The other technique used was ELTGOL. This technique represents one of the best evidence-based options for secretion removal in patients with bronchiectasis.17,18 It consists of cycles of open glottis exhalations performed in the lateral decubitus, performing breathing efforts starting from normal inhalation reaching the end of exhalation. In the authors’ case, the patient was placed in the left lateral decubitus because secretion drainage is greater in the infralateral lung (i.e., the ‘dependent’ lung), as described in the literature.19

As air passes through the secretions, shear forces are created that promote mobilisation.

In a second phase of therapeutic management of this clinical case, therapies that maintained airway clearance were used, such as exercises based on positive expiratory pressure. Autogenic training and postural drainage were also continued.

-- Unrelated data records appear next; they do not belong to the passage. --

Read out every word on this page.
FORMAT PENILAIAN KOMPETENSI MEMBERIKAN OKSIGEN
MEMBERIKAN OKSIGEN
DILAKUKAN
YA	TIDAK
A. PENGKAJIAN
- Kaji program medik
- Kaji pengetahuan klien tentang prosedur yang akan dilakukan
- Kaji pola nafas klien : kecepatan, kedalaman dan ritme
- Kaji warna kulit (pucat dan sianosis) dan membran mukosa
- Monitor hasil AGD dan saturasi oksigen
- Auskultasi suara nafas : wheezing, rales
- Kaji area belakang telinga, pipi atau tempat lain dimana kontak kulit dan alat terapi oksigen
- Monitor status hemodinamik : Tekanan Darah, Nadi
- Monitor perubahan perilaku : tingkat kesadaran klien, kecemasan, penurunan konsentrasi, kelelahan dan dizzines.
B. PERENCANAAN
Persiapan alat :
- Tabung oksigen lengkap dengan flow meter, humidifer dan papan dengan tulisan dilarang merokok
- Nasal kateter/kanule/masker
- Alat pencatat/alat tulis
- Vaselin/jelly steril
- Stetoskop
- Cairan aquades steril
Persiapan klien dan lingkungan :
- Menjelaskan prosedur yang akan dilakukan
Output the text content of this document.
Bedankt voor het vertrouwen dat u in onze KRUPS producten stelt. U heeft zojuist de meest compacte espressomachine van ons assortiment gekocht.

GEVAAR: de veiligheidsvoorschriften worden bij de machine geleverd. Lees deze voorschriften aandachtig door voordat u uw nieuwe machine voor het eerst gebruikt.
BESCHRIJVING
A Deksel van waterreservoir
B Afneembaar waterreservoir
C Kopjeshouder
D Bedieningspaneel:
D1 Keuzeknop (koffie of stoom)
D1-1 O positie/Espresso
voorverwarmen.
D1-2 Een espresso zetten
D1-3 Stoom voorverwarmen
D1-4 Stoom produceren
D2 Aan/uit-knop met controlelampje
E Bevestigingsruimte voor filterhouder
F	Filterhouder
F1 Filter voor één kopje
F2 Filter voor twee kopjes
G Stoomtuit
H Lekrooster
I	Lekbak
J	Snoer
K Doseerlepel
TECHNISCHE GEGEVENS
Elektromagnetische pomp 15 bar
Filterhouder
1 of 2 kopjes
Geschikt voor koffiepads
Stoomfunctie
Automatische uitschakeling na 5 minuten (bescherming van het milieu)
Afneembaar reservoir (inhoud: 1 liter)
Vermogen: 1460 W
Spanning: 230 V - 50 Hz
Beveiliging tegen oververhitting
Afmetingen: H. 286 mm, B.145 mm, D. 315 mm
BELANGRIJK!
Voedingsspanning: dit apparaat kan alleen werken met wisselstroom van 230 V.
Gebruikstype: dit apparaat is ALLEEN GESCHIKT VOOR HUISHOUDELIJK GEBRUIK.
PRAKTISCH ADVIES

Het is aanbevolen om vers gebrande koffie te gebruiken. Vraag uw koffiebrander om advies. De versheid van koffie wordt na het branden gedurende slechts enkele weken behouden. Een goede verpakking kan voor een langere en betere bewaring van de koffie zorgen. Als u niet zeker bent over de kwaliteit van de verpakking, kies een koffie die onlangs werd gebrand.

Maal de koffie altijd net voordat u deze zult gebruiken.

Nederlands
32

The PEP-system, like active cycle of breathing techniques, is based on collateral ventilation. The latter is provided by Kohn’s pores, which allow air to reach a given group of alveoli through adjacent ones, bypassing any obstacles. PEP exercise consists of exhaling against a resistance, creating a force that spans the mucosal plug.

Postural drainage, on the other hand, involves taking a specific decubitus that takes advantage of gravity and bronchial anatomy to move secretions. Although its effectiveness in draining secretions has not been proven, it can be assumed to play a positive role in the ventilation/perfusion ratio of West’s zones by forcing the patient to assume various decubitus positions.20

CONCLUSION

In conclusion, active therapy with the patient and on the patient proved to be a successful strategy in this case, avoiding invasive manoeuvres in an elderly and frail patient. In particular, the authors believe that patients with bedridden conditions can have a great benefit from the early initiation of rehabilitation manoeuvres. Although bronchoscopy remains essential for bronchial unblocking from mucus plugs, chest physiotherapy could be an alternative to consider in selected cases.

Most of the physical therapy techniques that were used in this clinical report are actually implemented in patients with chronic respiratory diseases. Scientific evidence studying chest physiotherapy in cases of lung atelectasis due to secretory obstruction is essentially absent.

This clinical case opens a new therapy scenario, to be further investigated in future randomised clinical trials that may be initiated in intensive care units or pulmonology departments.